Le dernier problème renvoie à l’orientation géopolitique de l’Arménie. Le gouvernement précédent était sommé de tenir compte des instituts indépendant comme le nôtre en raison de son manque flagrant de légitimité. Il y avait une coercition de l’Occident qui possédait des leviers efficaces pour faire pression sur nos Institutions en notre faveur. Paradoxalement, avec ce gouvernement pro-européen le dialogue est rompu. Les partenaires occidentaux soutiennent le virage politique arménien. La pression des donateurs et des instituts européens qui nous soutenaient jusqu’alors s’est donc étiolée. Il n’y a plus la même solidarité envers les petites ONG indépendantes comme la nôtre. Nous pouvions autrefois organiser des petites levées de fonds ou les discussions étaient souvent couvertes par les médias occidentaux. Nous avions ainsi les moyens et les relations pour tenter de faire infléchir les politiques publiques. La plupart des médias occidentaux ne nous soutiennent plus autant. Ils pensent que la politique du gouvernement tend à rallier la ligne diplomatique de leur pays.

 

Le cas Kond, l’un des derniers quartiers historiques d’Erevan suspendu aux injonctions des politiques publiques

Situé au cœur d’Erevan, le quartier de Kond est un vestige du passé de la capitale arménienne. Pourtant, son avenir demeure incertain face aux impératifs de modernisation imposés par les autorités. Depuis plus de quinze ans, nous tentons d’attirer l’attention des pouvoirs publics et des institutions internationales sur la nécessité de préserver ce quartier. J’ai amené ici de nombreux ambassadeurs et représentants de l’Unesco, mais les changements restent minimes. Face à la pression croissante des promoteurs et du gouvernement, la sauvegarde de ce quartier aux bâtiments datant des XVIe et XVIIe siècles semble de plus en plus compromise.

 

 

Nous avons commencé à parler du problème de Kond entre 2002 et 2005, alors que de nombreux édifices historiques d’Erevan étaient rasés. Kond, alors ignoré et malfamé, a progressivement éveillé l’intérêt des habitants grâce à des initiatives culturelles et artistiques visant à revaloriser l’espace.  Au début, on nous disait qu’il n’y avait rien à préserver, et aujourd'hui, tout le monde cherche à s’emparer du problème.

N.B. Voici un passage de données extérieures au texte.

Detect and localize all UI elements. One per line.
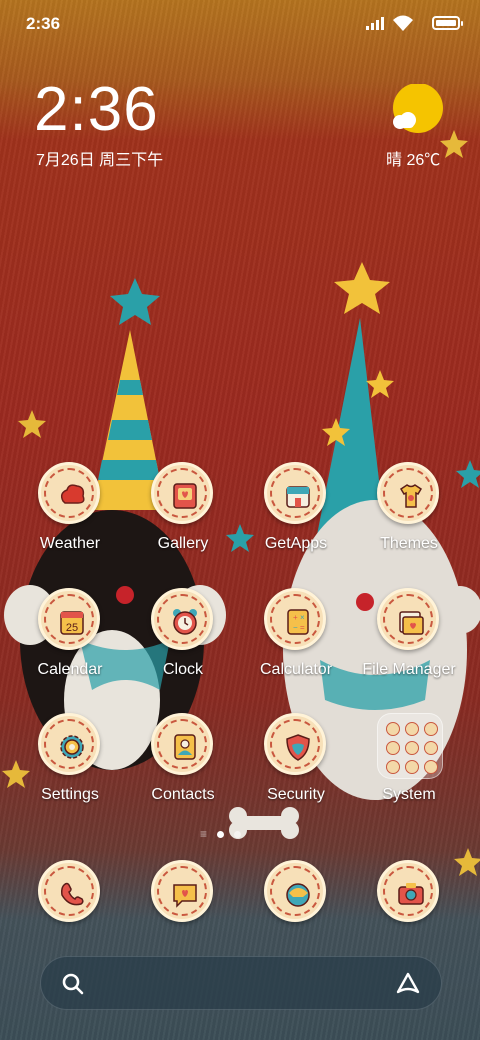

En 2021, le gouvernement a lancé un appel à projets pour la réhabilitation de Kond. Cependant, nous déplorons un manque de méthodologie et de moyens. Une ville doit d’abord analyser ce qu’il convient de préserver avant d’engager des travaux. Des études anthropologiques, archéologiques et sociologiques approfondies sont nécessaires pour comprendre Kond.

Outre la préservation architecturale, la ville souffre d’un enclavement urbain hérité de la période soviétique.

Ce qui complique son intégration au reste de la ville. Sans une réflexion approfondie sur son désenclavement, les efforts de préservation pourraient être vains. Malgré les obstacles, le quartier connaît un renouveau, porté par l’ouverture de cafés et d’initiatives locales visant à renforcer son attractivité. Nous sensibilisons progressivement les habitants et les encourageons à développer des commerces. Cinq établissements ont déjà vu le jour. Si cette dynamique est certes insuffisante, elle n'en est pas moins intéressante."

Tiraillé entre les pressions économiques et la nécessité de préservation, Kond attend avec impatience les décisions politiques. Son avenir repose désormais sur la capacité des acteurs locaux à imposer un dialogue avec les autorités afin de garantir une réhabilitation respectueuse de son identité historique.